Un siècle avant Photoshop, la presse retouchait déjà les photos
Dans les archives de grands quotidiens américains, le réalisateur Raynal Pellicer a déniché 110 photographies de presse, retouchées et publiées entre 1910 et 1970. Décryptage d'une pratique dont l'usage n'a rien à voir avec les technologies modernes.
Que la régie publicitaire de la RATP se rassure, elle n’a pas été la première à censurer des cigarettes sur des photographies, et cela, bien avant la loi Evin.

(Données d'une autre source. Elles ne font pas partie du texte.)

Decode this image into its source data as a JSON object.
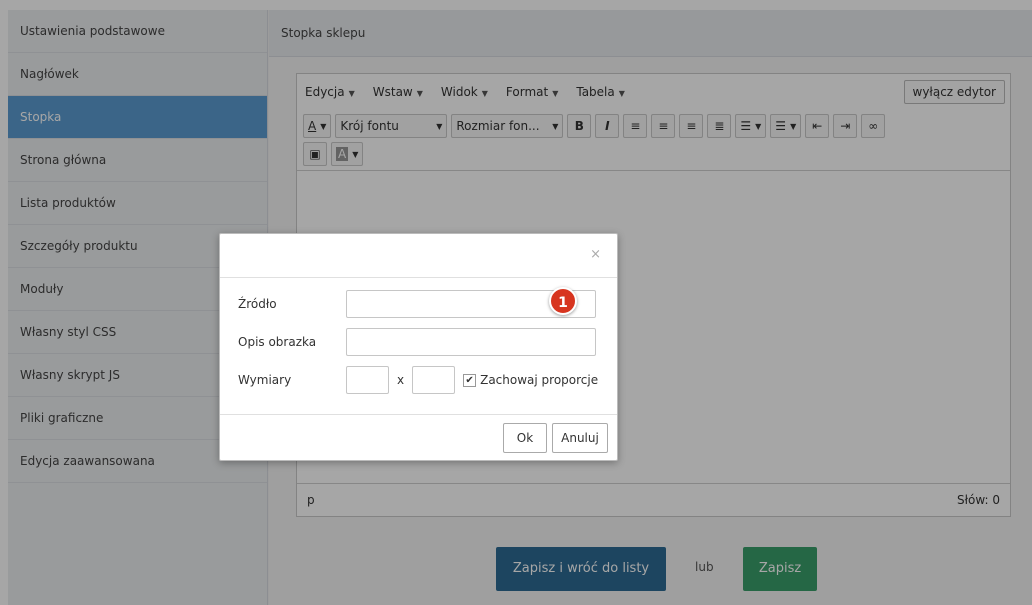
{
  "sidebar": {
    "items": [
      {
        "label": "Ustawienia podstawowe"
      },
      {
        "label": "Nagłówek"
      },
      {
        "label": "Stopka"
      },
      {
        "label": "Strona główna"
      },
      {
        "label": "Lista produktów"
      },
      {
        "label": "Szczegóły produktu"
      },
      {
        "label": "Moduły"
      },
      {
        "label": "Własny styl CSS"
      },
      {
        "label": "Własny skrypt JS"
      },
      {
        "label": "Pliki graficzne"
      },
      {
        "label": "Edycja zaawansowana"
      }
    ],
    "active_index": 2
  },
  "main": {
    "title": "Stopka sklepu",
    "save_back_label": "Zapisz i wróć do listy",
    "or_label": "lub",
    "save_label": "Zapisz"
  },
  "editor": {
    "menu": [
      "Edycja",
      "Wstaw",
      "Widok",
      "Format",
      "Tabela"
    ],
    "toggle_label": "wyłącz edytor",
    "font_family_label": "Krój fontu",
    "font_size_label": "Rozmiar fon...",
    "text_color_label": "A",
    "bg_color_label": "A",
    "bold_label": "B",
    "italic_label": "I",
    "path_label": "p",
    "word_count": "Słów: 0"
  },
  "dialog": {
    "close_glyph": "×",
    "source_label": "Źródło",
    "source_value": "",
    "description_label": "Opis obrazka",
    "description_value": "",
    "dimensions_label": "Wymiary",
    "width_value": "",
    "x_label": "x",
    "height_value": "",
    "keep_ratio_label": "Zachowaj proporcje",
    "keep_ratio_checked": true,
    "ok_label": "Ok",
    "cancel_label": "Anuluj"
  },
  "annotation": {
    "badge": "1"
  },
  "colors": {
    "active_sidebar": "#5b9bd1",
    "save_back_button": "#2d6b94",
    "save_button": "#3a9e6a",
    "badge": "#d7351f"
  }
}
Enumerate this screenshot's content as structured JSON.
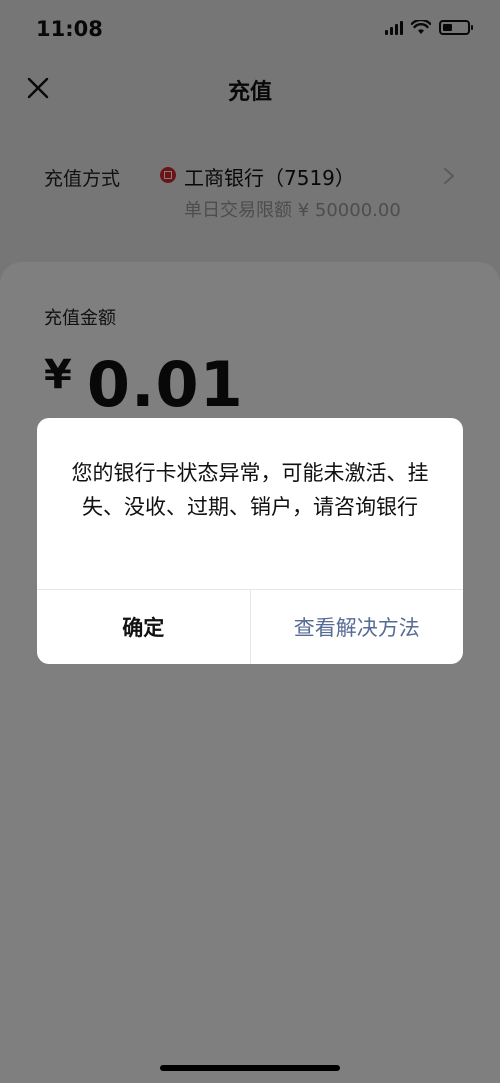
{
  "status_bar": {
    "time": "11:08",
    "icons": [
      "signal-icon",
      "wifi-icon",
      "battery-icon"
    ]
  },
  "nav": {
    "title": "充值",
    "close_icon": "close-icon"
  },
  "payment_method": {
    "label": "充值方式",
    "bank_name": "工商银行（7519）",
    "limit_text": "单日交易限额 ¥ 50000.00",
    "bank_icon": "icbc-logo-icon",
    "chevron_icon": "chevron-right-icon"
  },
  "amount": {
    "label": "充值金额",
    "currency": "¥",
    "value": "0.01"
  },
  "dialog": {
    "message": "您的银行卡状态异常，可能未激活、挂失、没收、过期、销户，请咨询银行",
    "confirm_label": "确定",
    "solution_label": "查看解决方法"
  },
  "colors": {
    "link_blue": "#576b95",
    "bank_red": "#d9262c",
    "page_bg": "#ededed"
  }
}
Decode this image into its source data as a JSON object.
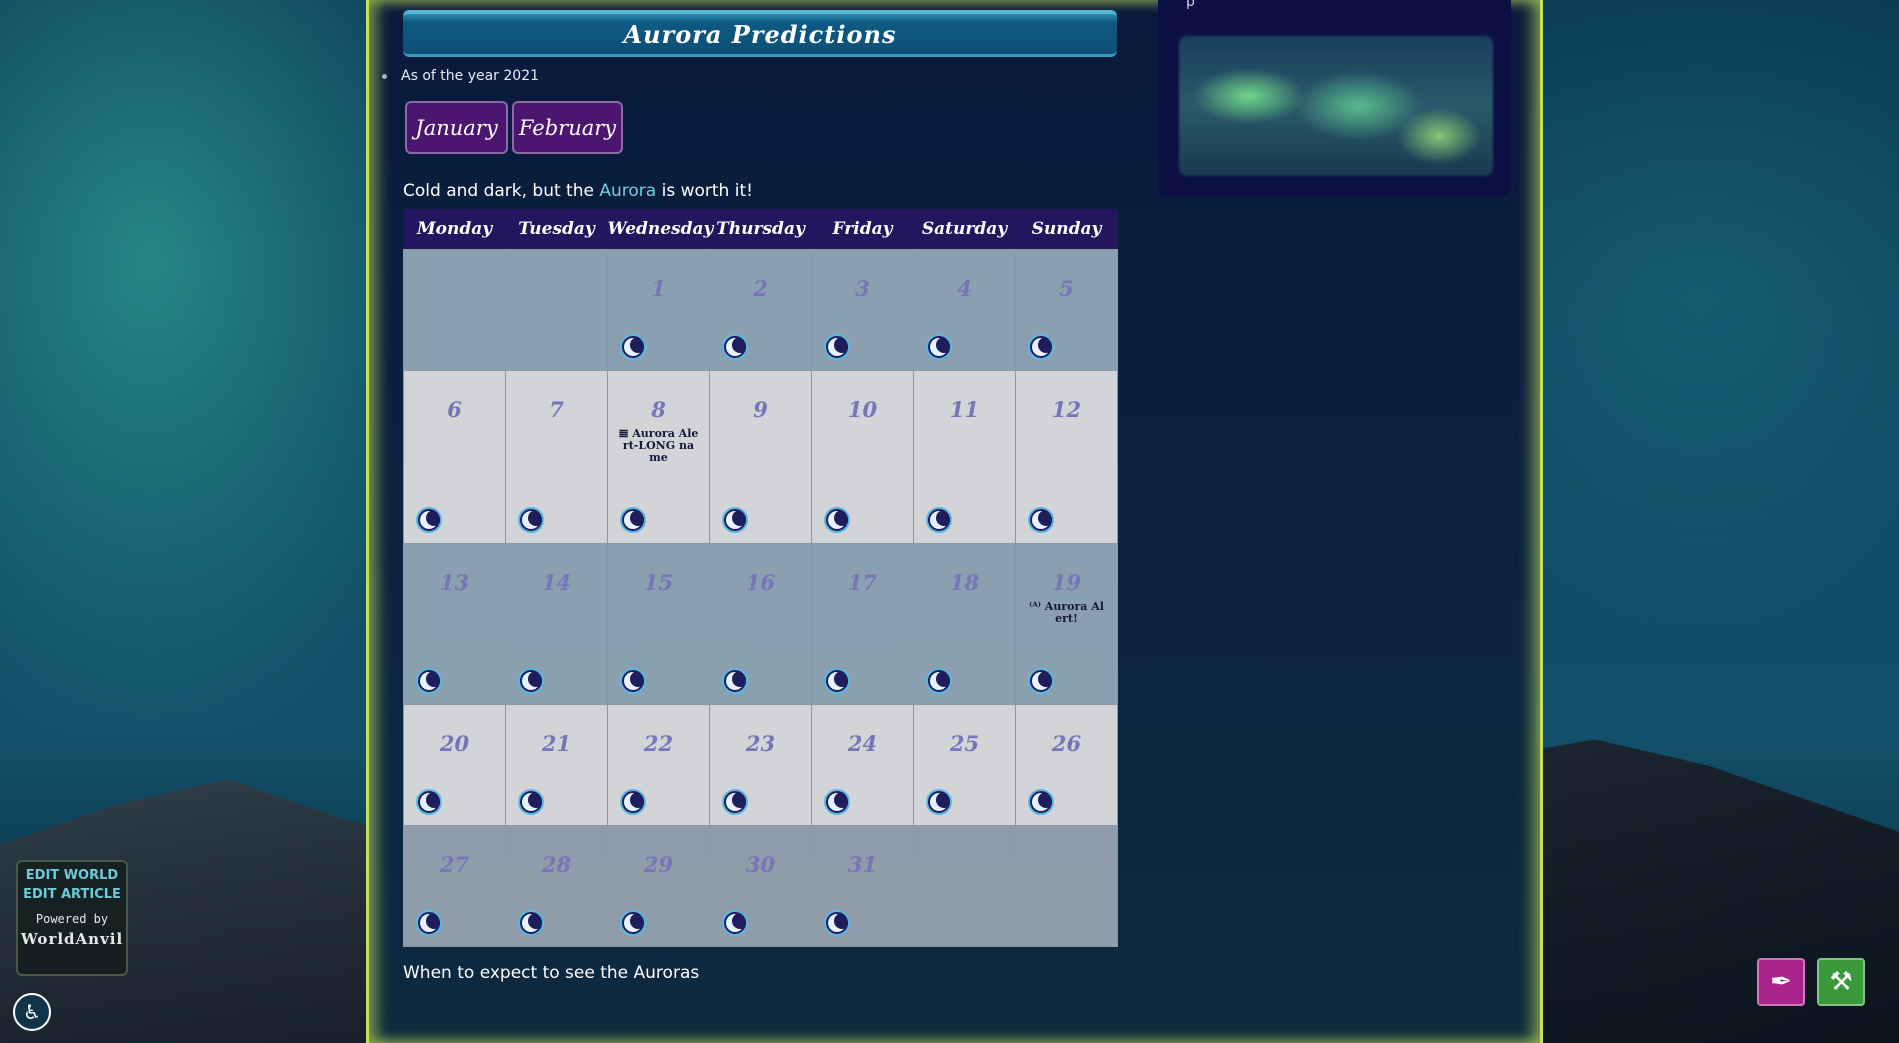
{
  "header": {
    "title": "Aurora Predictions",
    "year_line": "As of the year 2021"
  },
  "months": [
    "January",
    "February"
  ],
  "subtitle": {
    "before": "Cold and dark, but the ",
    "link": "Aurora",
    "after": " is worth it!"
  },
  "calendar": {
    "weekdays": [
      "Monday",
      "Tuesday",
      "Wednesday",
      "Thursday",
      "Friday",
      "Saturday",
      "Sunday"
    ],
    "weeks": [
      [
        "",
        "",
        "1",
        "2",
        "3",
        "4",
        "5"
      ],
      [
        "6",
        "7",
        "8",
        "9",
        "10",
        "11",
        "12"
      ],
      [
        "13",
        "14",
        "15",
        "16",
        "17",
        "18",
        "19"
      ],
      [
        "20",
        "21",
        "22",
        "23",
        "24",
        "25",
        "26"
      ],
      [
        "27",
        "28",
        "29",
        "30",
        "31",
        "",
        ""
      ]
    ],
    "events": {
      "8": "𝌆 Aurora Alert-LONG name",
      "19": "⁽ᴬ⁾ Aurora Alert!"
    }
  },
  "caption": "When to expect to see the Auroras",
  "side_panel": {
    "text": "p"
  },
  "edit_box": {
    "edit_world": "EDIT WORLD",
    "edit_article": "EDIT ARTICLE",
    "powered_by": "Powered by",
    "brand": "WorldAnvil"
  },
  "icons": {
    "accessibility": "accessibility-icon",
    "quill": "quill-icon",
    "hammer": "hammer-icon"
  },
  "colors": {
    "title_bar": "#0e5a82",
    "month_button": "#4c1670",
    "header_row": "#23165e",
    "link": "#6ed0e6",
    "quill_button": "#a8238c",
    "hammer_button": "#3a9a3a"
  }
}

Dans Version Originale - La photographie de presse retouchée, de Raynal Pellicer, on découvre une photo d’Humphrey Bogart amputée de sa cigarette, publiée par le Baltimore Sun, en 1949. Si dans ce cas, le recadrage n'a qu'une vocation esthétique, il témoigne néanmoins d’une pratique usitée dans la presse, bien avant l’apparition des logiciels de retouche de type Photoshop. L'ouvrage du réalisateur français rassemble ainsi 110 photographies de presse, retouchées et publiées entre 1910 et 1970.
Une pratique aussi vieille que la photographie
Selon André Gunthert, enseignant-chercheur spécialiste des cultures visuelles, "le premier daguerréotype est divulgué en 1839 et la première photo retouchée attestée date de 1841 (…) La retouche remonte donc au début de la photo et en a toujours accompagné la production". Lorsque la presse commence à remplacer les illustrations par des photos dans les articles, à la fin du XIXe siècle, elle crée en parallèle un poste de retoucheur. Sa mission est de sublimer le rendu de ces photos, voire de supprimer les informations qui nuieraient à la lisibilité de la maquette du journal. Tout le talent du retoucheur consistant à ce que ces retouches ne soient jamais décelées.
Une contrainte technique autant qu'esthétique
Les défenseurs de la retouche de l'époque ont des arguments. Il s'agirait surtout de pallier la teinte jaunâtre et l’effet buvard du papier journal. Pourtant, dans bien des cas, la gouache et les ciseaux servent à supprimer un arrière plan disgracieux ou effacer une main mal placée. Si ces retouches peuvent aujourd’hui paraître grossières, le rendu une fois imprimé est très naturel. Il y a un siècle déjà, on considérait que l'objectif des retouches était d'améliorer l’image pour l’impression, pas de la truquer pour tromper le lecteur.
Une pratique déjà taboue
Plus qu'une pratique méconnue, la particularité de l'ouvrage Version Originale - La photographie de presse retouchée de Raynal Pellicer est de dévoiler des images crayonnées, annotées et barbouillées, non seulement inédites, mais que l'on aurait jamais dû voir. Car à l’aune de la photographie, on garantissait déjà les clichés "sans retouche". Un bon photographe ne devait pas avoir besoin de retoucher ses clichés.
Retoucher, c'est tricher ?
Pour Robert Pledge, co-fondateur de l’agence Contact Press, il faut distinguer une retouche destinée "à rehausser et améliorer le rendu d’une image après impression d'une retouche visant à en détourner le sens". Mais la vraie question est celle de la frontière. Lorsqu'on supprime un arrière-plan pour mieux détacher son sujet, est-on toujours dans la retouche ou déjà dans le trucage ? Les récentes polémiques autour du gagnant du World Press Photo ou le dernier hors-série du magazine Réponses Photo, Où s’arrête la photographie ? ne cessent de pousser les professionnels à s'interroger sur le sujet. Si ces 110 photos n’apportent pas de réponse, elles sont le témoin de l’ampleur d’un phénomène, dont la pratique a juste été simplifiée avec l’apparition de la technologie moderne.
Version Originale - La photographie de presse retouchée de Reynal Pellicer (éditions de La Martinière) - 231 pages - 42 €
Les photos de cet ouvrage sont exposées dans le cadre des Rencontres photographiques d’Arles (Gard), jusqu’au 22 septembre 2013.